Evidence on the Regularisation Properties of Maximum-Entropy Reinforcement Learning
Rémy Hosseinkhan Boucher, Onofrio Semeraro, Lionel Mathelin
TL;DR
This work analyzes the robustness and generalisation of policies learned via Maximum-Entropy Reinforcement Learning in chaotic PO-MDPs with Gaussian observation noise. It formalises robustness to observation noise through excess risk under noise and demonstrates that entropy regularisation correlates with improved robustness and a flatter, more regular loss landscape. The study ties robustness to learning-theory complexity measures, showing norm-based capacity metrics and the trace of the Fisher Information decrease with entropy, indicating a link between regularity and robustness.
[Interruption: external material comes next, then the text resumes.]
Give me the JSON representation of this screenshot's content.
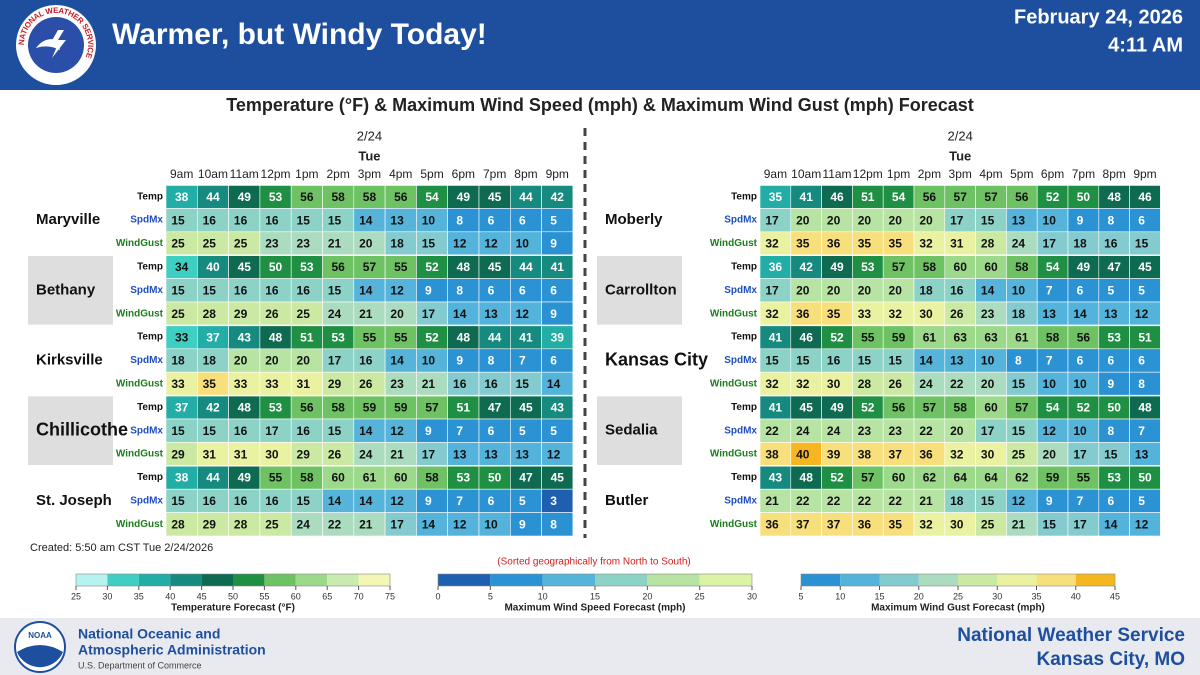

Through experiments on Lorenz and Kuramoto--Sivashinsky dynamics using PPO with varying entropy levels, it provides evidence that entropy regularisation acts as a regulariser and reduces average Fisher Information, with practical implications for designing robust entropy-regularised RL algorithms.
Abstract
The generalisation and robustness properties of policies learnt through Maximum-Entropy Reinforcement Learning are investigated on chaotic dynamical systems with Gaussian noise on the observable. First, the robustness under noise contamination of the agent's observation of entropy regularised policies is observed. Second, notions of statistical learning theory, such as complexity measures on the learnt model, are borrowed to explain and predict the phenomenon. Results show the existence of a relationship between entropy-regularised policy optimisation and robustness to noise, which can be described by the chosen complexity measures.